When one lives closely for several days with strangers, and under such special conditions, it spontaneously creates a climate of complete confidence, a real closeness and very strong bonds of friendship. The caravaneers and the inhabitants of the village had little concern about my presence and let me move about with complete freedom. Each evening was celebratory, always around a good fire and in good spirits. All the provisions had been bought at the market in Addis-Ababa, except the bottle of Scotch whisky (Talisker bought in France and no doubt bottled on the Island of Sky?).
I shot three hours of film with a small Sony HDV A1E camera. I had brought a rather cumbersome tripod and an electric light supplied by a very heavy battery, but in practice it did not serve any purpose. Wind was always the trickiest problem as it blew all the time, and in spite of the windshield on the microphone, I had to almost completely remake the sound track and to abandon the majority of the interviews. It was also necessary to watch for salt water splashes while following the caravan on the lake, but it was the 4x4 that suffered. The driver, an excellent mechanic, put up with it very well.

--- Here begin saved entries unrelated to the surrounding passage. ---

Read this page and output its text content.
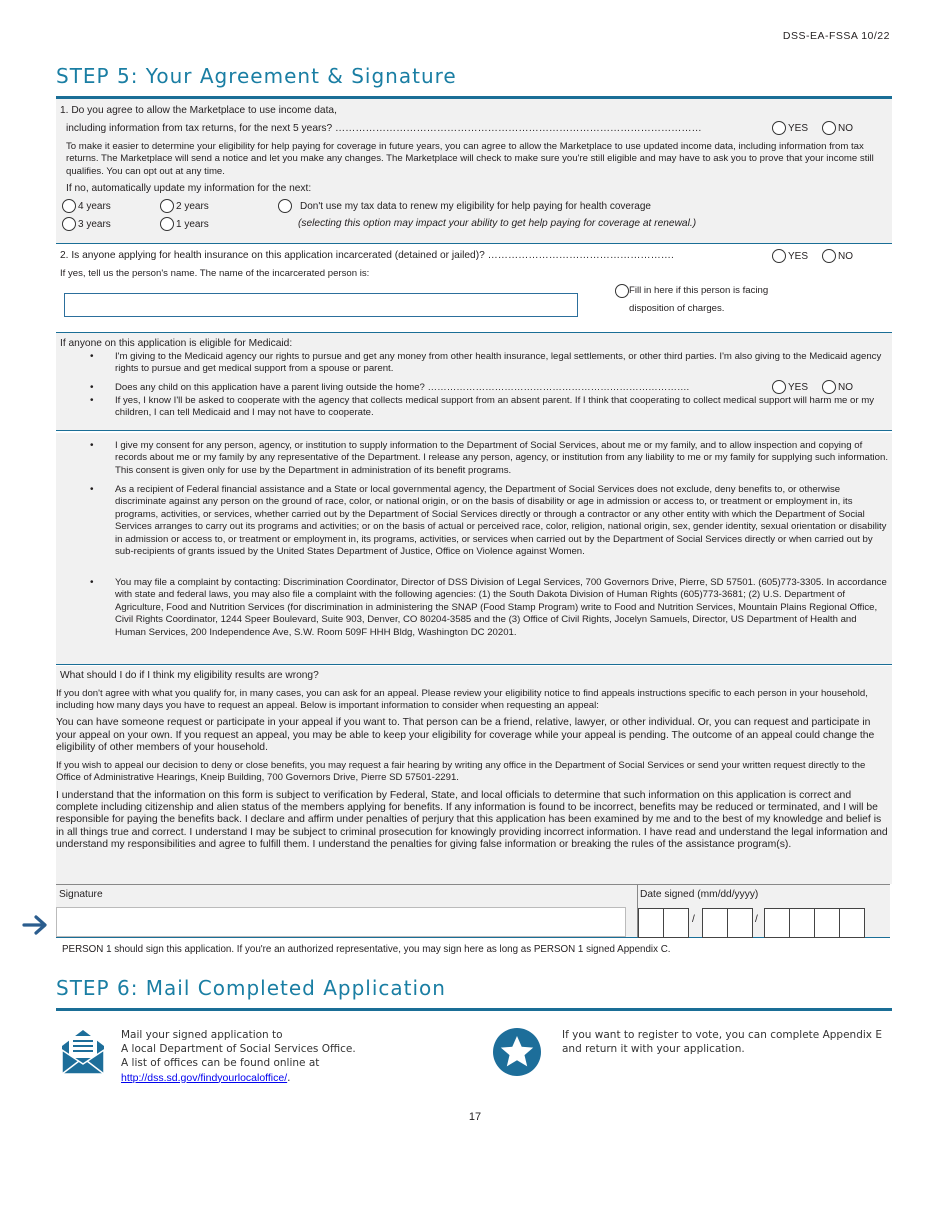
DSS-EA-FSSA 10/22
STEP 5: Your Agreement & Signature
1. Do you agree to allow the Marketplace to use income data,
including information from tax returns, for the next 5 years? ………………………………………………………………………………………………	YES	NO
To make it easier to determine your eligibility for help paying for coverage in future years, you can agree to allow the Marketplace to use updated income data, including information from tax returns. The Marketplace will send a notice and let you make any changes. The Marketplace will check to make sure you're still eligible and may have to ask you to prove that your income still qualifies. You can opt out at any time.
If no, automatically update my information for the next:
4 years	2 years	Don't use my tax data to renew my eligibility for help paying for health coverage
3 years	1 years	(selecting this option may impact your ability to get help paying for coverage at renewal.)
2. Is anyone applying for health insurance on this application incarcerated (detained or jailed)? ……………………………………………….	YES	NO
If yes, tell us the person's name. The name of the incarcerated person is:
Fill in here if this person is facing
disposition of charges.
If anyone on this application is eligible for Medicaid:
•	I'm giving to the Medicaid agency our rights to pursue and get any money from other health insurance, legal settlements, or other third parties. I'm also giving to the Medicaid agency rights to pursue and get medical support from a spouse or parent.
•	Does any child on this application have a parent living outside the home? ……………………………………………………………………….	YES	NO
•	If yes, I know I'll be asked to cooperate with the agency that collects medical support from an absent parent. If I think that cooperating to collect medical support will harm me or my children, I can tell Medicaid and I may not have to cooperate.
•	I give my consent for any person, agency, or institution to supply information to the Department of Social Services, about me or my family, and to allow inspection and copying of records about me or my family by any representative of the Department. I release any person, agency, or institution from any liability to me or my family for supplying such information. This consent is given only for use by the Department in administration of its benefit programs.
•	As a recipient of Federal financial assistance and a State or local governmental agency, the Department of Social Services does not exclude, deny benefits to, or otherwise discriminate against any person on the ground of race, color, or national origin, or on the basis of disability or age in admission or access to, or treatment or employment in, its programs, activities, or services, whether carried out by the Department of Social Services directly or through a contractor or any other entity with which the Department of Social Services arranges to carry out its programs and activities; or on the basis of actual or perceived race, color, religion, national origin, sex, gender identity, sexual orientation or disability in admission or access to, or treatment or employment in, its programs, activities, or services when carried out by the Department of Social Services directly or when carried out by sub-recipients of grants issued by the United States Department of Justice, Office on Violence against Women.
•	You may file a complaint by contacting: Discrimination Coordinator, Director of DSS Division of Legal Services, 700 Governors Drive, Pierre, SD 57501. (605)773-3305. In accordance with state and federal laws, you may also file a complaint with the following agencies: (1) the South Dakota Division of Human Rights (605)773-3681; (2) U.S. Department of Agriculture, Food and Nutrition Services (for discrimination in administering the SNAP (Food Stamp Program) write to Food and Nutrition Services, Mountain Plains Regional Office, Civil Rights Coordinator, 1244 Speer Boulevard, Suite 903, Denver, CO 80204-3585 and the (3) Office of Civil Rights, Jocelyn Samuels, Director, US Department of Health and Human Services, 200 Independence Ave, S.W. Room 509F HHH Bldg, Washington DC 20201.
What should I do if I think my eligibility results are wrong?
If you don't agree with what you qualify for, in many cases, you can ask for an appeal. Please review your eligibility notice to find appeals instructions specific to each person in your household, including how many days you have to request an appeal. Below is important information to consider when requesting an appeal:
You can have someone request or participate in your appeal if you want to. That person can be a friend, relative, lawyer, or other individual. Or, you can request and participate in your appeal on your own. If you request an appeal, you may be able to keep your eligibility for coverage while your appeal is pending. The outcome of an appeal could change the eligibility of other members of your household.
If you wish to appeal our decision to deny or close benefits, you may request a fair hearing by writing any office in the Department of Social Services or send your written request directly to the Office of Administrative Hearings, Kneip Building, 700 Governors Drive, Pierre SD 57501-2291.
I understand that the information on this form is subject to verification by Federal, State, and local officials to determine that such information on this application is correct and complete including citizenship and alien status of the members applying for benefits. If any information is found to be incorrect, benefits may be reduced or terminated, and I will be responsible for paying the benefits back. I declare and affirm under penalties of perjury that this application has been examined by me and to the best of my knowledge and belief is in all things true and correct. I understand I may be subject to criminal prosecution for knowingly providing incorrect information. I have read and understand the legal information and understand my responsibilities and agree to fulfill them. I understand the penalties for giving false information or breaking the rules of the assistance program(s).
Signature	Date signed (mm/dd/yyyy)
/	/
PERSON 1 should sign this application. If you're an authorized representative, you may sign here as long as PERSON 1 signed Appendix C.
STEP 6: Mail Completed Application
Mail your signed application to
A local Department of Social Services Office.
A list of offices can be found online at
http://dss.sd.gov/findyourlocaloffice/.
If you want to register to vote, you can complete Appendix E and return it with your application.
17
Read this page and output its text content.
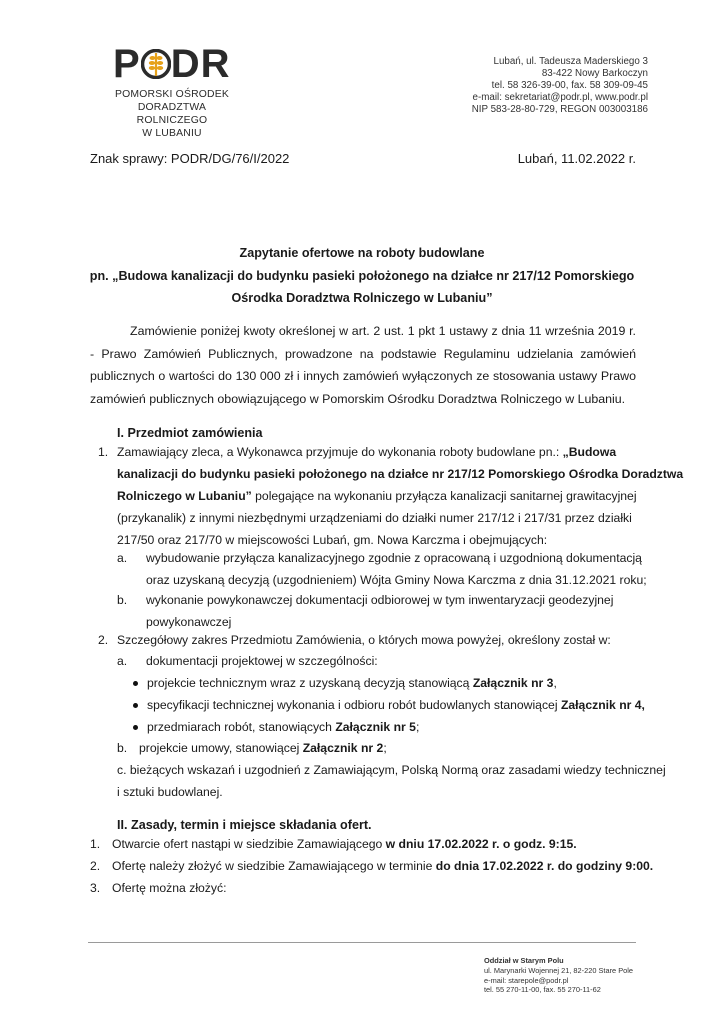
P DR
POMORSKI OŚRODEK
DORADZTWA ROLNICZEGO
W LUBANIU
Lubań, ul. Tadeusza Maderskiego 3
83-422 Nowy Barkoczyn
tel. 58 326-39-00, fax. 58 309-09-45
e-mail: sekretariat@podr.pl, www.podr.pl
NIP 583-28-80-729, REGON 003003186
Znak sprawy: PODR/DG/76/I/2022	Lubań, 11.02.2022 r.
Zapytanie ofertowe na roboty budowlane
pn. „Budowa kanalizacji do budynku pasieki położonego na działce nr 217/12 Pomorskiego
Ośrodka Doradztwa Rolniczego w Lubaniu”
Zamówienie poniżej kwoty określonej w art. 2 ust. 1 pkt 1 ustawy z dnia 11 września 2019 r. - Prawo Zamówień Publicznych, prowadzone na podstawie Regulaminu udzielania zamówień publicznych o wartości do 130 000 zł i innych zamówień wyłączonych ze stosowania ustawy Prawo zamówień publicznych obowiązującego w Pomorskim Ośrodku Doradztwa Rolniczego w Lubaniu.
I. Przedmiot zamówienia
1. Zamawiający zleca, a Wykonawca przyjmuje do wykonania roboty budowlane pn.: „Budowa
kanalizacji do budynku pasieki położonego na działce nr 217/12 Pomorskiego Ośrodka Doradztwa
Rolniczego w Lubaniu” polegające na wykonaniu przyłącza kanalizacji sanitarnej grawitacyjnej
(przykanalik) z innymi niezbędnymi urządzeniami do działki numer 217/12 i 217/31 przez działki
217/50 oraz 217/70 w miejscowości Lubań, gm. Nowa Karczma i obejmujących:
a. wybudowanie przyłącza kanalizacyjnego zgodnie z opracowaną i uzgodnioną dokumentacją
oraz uzyskaną decyzją (uzgodnieniem) Wójta Gminy Nowa Karczma z dnia 31.12.2021 roku;
b. wykonanie powykonawczej dokumentacji odbiorowej w tym inwentaryzacji geodezyjnej
powykonawczej
2. Szczegółowy zakres Przedmiotu Zamówienia, o których mowa powyżej, określony został w:
a. dokumentacji projektowej w szczególności:
projekcie technicznym wraz z uzyskaną decyzją stanowiącą Załącznik nr 3,
specyfikacji technicznej wykonania i odbioru robót budowlanych stanowiącej Załącznik nr 4,
przedmiarach robót, stanowiących Załącznik nr 5;
b. projekcie umowy, stanowiącej Załącznik nr 2;
c. bieżących wskazań i uzgodnień z Zamawiającym, Polską Normą oraz zasadami wiedzy technicznej
i sztuki budowlanej.
II. Zasady, termin i miejsce składania ofert.
1. Otwarcie ofert nastąpi w siedzibie Zamawiającego w dniu 17.02.2022 r. o godz. 9:15.
2. Ofertę należy złożyć w siedzibie Zamawiającego w terminie do dnia 17.02.2022 r. do godziny 9:00.
3. Ofertę można złożyć:
Oddział w Starym Polu
ul. Marynarki Wojennej 21, 82-220 Stare Pole
e-mail: starepole@podr.pl
tel. 55 270-11-00, fax. 55 270-11-62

Having returned to Addis Ababa earlier than planned, I used the time there to write the commentary and to prepare the rough edit.
One month after my return, some European tourists were kidnapped together with eight Ethiopians, in the village of Hamadela, at the hut where I had stayed. The European hostages were released after one week. A month and a half later, there was still no news of the Ethiopian ones. My guide then contacted me to ask for the help of the French embassy in Addis-Ababa, because one of the hostages was Hussein, the salt cutter. Everyone thought that the kidnappers were Eritrean (who usually do not release Ethiopian hostages). I intervened symbolically. Meanwhile, the hostages were all released. The kidnappers were in fact Afars freedom fighters who wanted to be heard.